Die Schlacht der gefallenen Hölzer wurde am 20. August 1794 ausgetragen und war die letzte Schlacht des Nordwestindischen Krieges (1785-1795). Im Rahmen des Vertrags zur Beendigung der amerikanischen Revolution hat Großbritannien das Land über den Appalachen bis zum Mississippi an die neuen Vereinigten Staaten abgetreten. In Ohio schlossen sich 1785 mehrere Indianerstämme zusammen, um die Westliche Konföderation mit dem Ziel zu bilden, gemeinsam mit den Vereinigten Staaten zu verhandeln. Im folgenden Jahr beschlossen sie, dass der Ohio River als Grenze zwischen ihrem Land und den Amerikanern dienen würde.

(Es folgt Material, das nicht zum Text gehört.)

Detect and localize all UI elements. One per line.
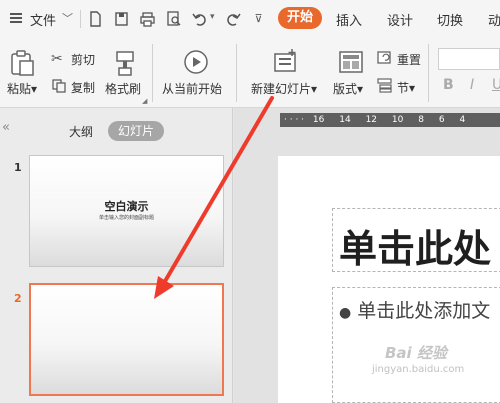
annotation-arrow-icon [154,96,274,299]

Mitte der 1780er Jahre begann die Konföderation eine Reihe von Überfällen südlich von Ohio nach Kentucky, um die Ansiedlung zu verhindern.

 

Konflikt an der Grenze

Um der Bedrohung durch die Konföderation zu begegnen, wies Präsident George Washington Brigadegeneral Josiah Harmar an, in die Gebiete von Shawnee und Miami anzugreifen, um das Dorf Kekionga (heutiges Fort Wayne, IN) zu zerstören. Da die US-Armee nach der amerikanischen Revolution im Wesentlichen aufgelöst worden war, marschierte Harmar mit einer kleinen Streitmacht von Stammgästen und ungefähr 1.100 Milizen nach Westen. Harmar kämpfte im Oktober 1790 zwei Schlachten und wurde von Kriegern der Konföderation besiegt, die von Little Turtle und Blue Jacket angeführt wurden.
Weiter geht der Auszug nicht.